The Australian minerals industry will convene an education summit in Melbourne in May 2018 to bring together industry, universities and government to develop a co-ordinated approach to building the mining workforce of the future.
Australia’s world-class minerals sector needs more highly-skilled young people to meet the needs of a growing and innovative industry.
Aside from the economic driver of commodity prices on enrolments, the 2018 mining education summit will look at current challenges including:
- A mining industry that is rapidly adopting new technologies, demanding different skills mix for a future workforce
- Low understanding among younger people of the role of mining in providing the essential elements of daily life
- Changing university models, generalising the early years of engineering study
- Modification of the 457 visa program making it harder to get access to overseas students, teachers and qualified professionals.
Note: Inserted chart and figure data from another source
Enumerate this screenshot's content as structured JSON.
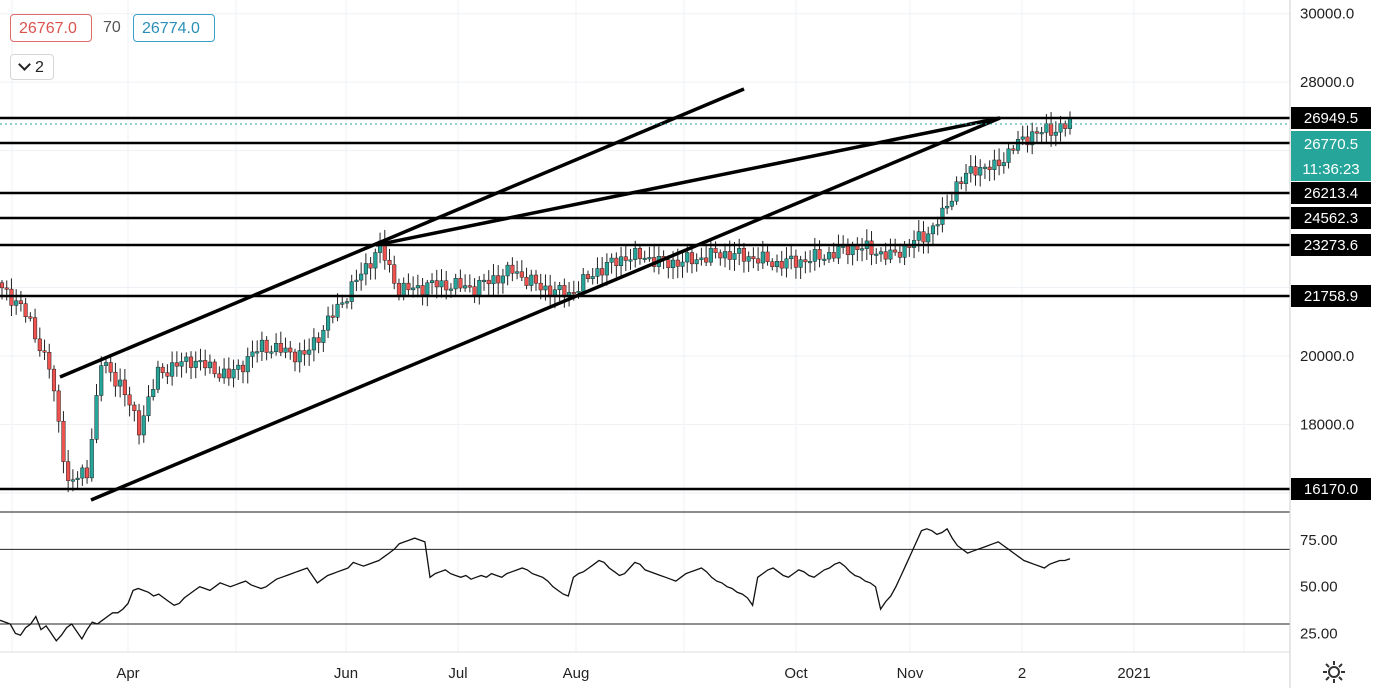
{
  "legend": {
    "open_value": "26767.0",
    "mid_value": "70",
    "close_value": "26774.0",
    "collapse_label": "2"
  },
  "colors": {
    "up": "#26a69a",
    "down": "#ef5350",
    "current_price": "#26a69a",
    "level_label_bg": "#000000",
    "trend_line": "#000000"
  },
  "price_axis": {
    "ticks": [
      "30000.0",
      "28000.0",
      "20000.0",
      "18000.0"
    ],
    "range": [
      15500,
      30400
    ]
  },
  "time_axis": {
    "labels": [
      "Apr",
      "Jun",
      "Jul",
      "Aug",
      "Oct",
      "Nov",
      "2",
      "2021"
    ]
  },
  "levels": [
    {
      "value": 26949.5,
      "label": "26949.5"
    },
    {
      "value": 26213.4,
      "label": "26213.4"
    },
    {
      "value": 24562.3,
      "label": "24562.3"
    },
    {
      "value": 23273.6,
      "label": "23273.6"
    },
    {
      "value": 21758.9,
      "label": "21758.9"
    },
    {
      "value": 16170.0,
      "label": "16170.0"
    }
  ],
  "current_price": {
    "label": "26770.5",
    "countdown": "11:36:23"
  },
  "indicator": {
    "ticks": [
      "75.00",
      "50.00",
      "25.00"
    ],
    "range": [
      15,
      90
    ],
    "bands": [
      70,
      30
    ],
    "values": [
      32,
      31,
      30,
      25,
      24,
      28,
      30,
      34,
      27,
      29,
      25,
      21,
      24,
      28,
      30,
      26,
      22,
      27,
      31,
      30,
      32,
      34,
      36,
      36,
      38,
      41,
      48,
      49,
      48,
      47,
      45,
      46,
      44,
      42,
      40,
      41,
      44,
      46,
      48,
      50,
      49,
      48,
      50,
      52,
      51,
      50,
      51,
      52,
      53,
      51,
      50,
      49,
      50,
      52,
      54,
      55,
      56,
      57,
      58,
      59,
      60,
      56,
      52,
      54,
      56,
      57,
      58,
      59,
      60,
      63,
      62,
      61,
      62,
      63,
      64,
      66,
      68,
      70,
      73,
      74,
      75,
      76,
      75,
      74,
      55,
      57,
      58,
      59,
      57,
      56,
      55,
      56,
      54,
      55,
      56,
      55,
      57,
      56,
      55,
      57,
      58,
      59,
      60,
      59,
      57,
      56,
      55,
      53,
      50,
      48,
      46,
      45,
      55,
      57,
      58,
      60,
      62,
      64,
      63,
      60,
      58,
      56,
      57,
      60,
      63,
      62,
      59,
      58,
      57,
      56,
      55,
      54,
      53,
      55,
      57,
      58,
      59,
      60,
      58,
      55,
      53,
      52,
      50,
      49,
      47,
      46,
      44,
      40,
      55,
      57,
      59,
      60,
      58,
      56,
      55,
      57,
      59,
      58,
      56,
      55,
      57,
      59,
      60,
      62,
      63,
      61,
      58,
      56,
      55,
      53,
      52,
      50,
      38,
      42,
      45,
      50,
      56,
      62,
      68,
      74,
      80,
      81,
      80,
      78,
      79,
      81,
      76,
      72,
      70,
      68,
      69,
      70,
      71,
      72,
      73,
      74,
      72,
      70,
      68,
      66,
      64,
      63,
      62,
      61,
      60,
      62,
      63,
      64,
      64,
      65
    ]
  },
  "chart_data": {
    "type": "candlestick",
    "title": "",
    "x_labels": [
      "Apr",
      "Jun",
      "Jul",
      "Aug",
      "Oct",
      "Nov",
      "2",
      "2021"
    ],
    "ylim": [
      15500,
      30400
    ],
    "close_path": [
      [
        0,
        21900
      ],
      [
        4,
        21500
      ],
      [
        10,
        19700
      ],
      [
        14,
        16300
      ],
      [
        18,
        16600
      ],
      [
        21,
        19800
      ],
      [
        25,
        19200
      ],
      [
        29,
        17900
      ],
      [
        33,
        19500
      ],
      [
        40,
        19900
      ],
      [
        48,
        19400
      ],
      [
        55,
        20300
      ],
      [
        64,
        20000
      ],
      [
        70,
        21200
      ],
      [
        75,
        22200
      ],
      [
        80,
        23200
      ],
      [
        84,
        21900
      ],
      [
        92,
        22100
      ],
      [
        100,
        22000
      ],
      [
        108,
        22500
      ],
      [
        114,
        22000
      ],
      [
        120,
        21800
      ],
      [
        126,
        22500
      ],
      [
        132,
        22900
      ],
      [
        136,
        22900
      ],
      [
        140,
        22700
      ],
      [
        146,
        22800
      ],
      [
        152,
        23000
      ],
      [
        158,
        22900
      ],
      [
        164,
        22700
      ],
      [
        170,
        22800
      ],
      [
        176,
        23000
      ],
      [
        180,
        23200
      ],
      [
        184,
        23100
      ],
      [
        188,
        22900
      ],
      [
        196,
        23600
      ],
      [
        199,
        24100
      ],
      [
        202,
        25000
      ],
      [
        206,
        25500
      ],
      [
        210,
        25500
      ],
      [
        214,
        26100
      ],
      [
        218,
        26500
      ],
      [
        222,
        26600
      ],
      [
        226,
        26770
      ]
    ],
    "series": [
      {
        "name": "",
        "type": "candlestick"
      },
      {
        "name": "",
        "type": "oscillator",
        "unit": ""
      }
    ],
    "horizontal_levels": [
      26949.5,
      26213.4,
      24562.3,
      23273.6,
      21758.9,
      16170.0
    ],
    "indicator_bands": [
      70,
      30
    ],
    "grid": true
  }
}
Australia’s world-class mining workforce is the product of industry innovation and investment in skills and training. The sector provides high-value, high-wage jobs in a range of scientific and highly-skilled professional occupations, employing more geologists and geophysicists, industrial and mechanical engineers and metallurgists and physicists than any other industry.
The mining engineering pipeline has been rapidly declining, with projected enrolments dropping from 171 in 2017 to 98 in 2018, 69 in 2019 and 47 in 2020. This is in the face of marked increases in demand for mining, energy and resources employees – according to SEEK, job ads in mining, resources and energy grew by 54 per cent in the last 12 months.
The Australian minerals industry employs more than 200,000 high-paid, high-skilled professionals and tradespeople, mostly in regional and remote Australia, with a workforce that is younger, better-paid, better trained and has a much higher share of Indigenous Australians and apprentices than all-industry averages.
Average full-time weekly pay in the mining sector is $2,610, which is 67 per cent higher than the all-industries average and 1.4 times higher than in the US, Germany and Canada.
Over the past decade, wage growth averaged 4.4 per cent per year, compared to the all-industry average of 3.5 per cent. Almost all jobs (98 per cent) in mining are full-time, the largest proportion of all industries.
The mining industry spends five times more than government benchmarks on training, with 64 per cent of skilled workers holding a Certificate III qualification or higher, compared to the all-industry average of 58 per cent.
The Australian minerals industry is working hard and collaborating with others to encourage more young people to take up engineering and other mining courses to meet the needs of the workforce of tomorrow.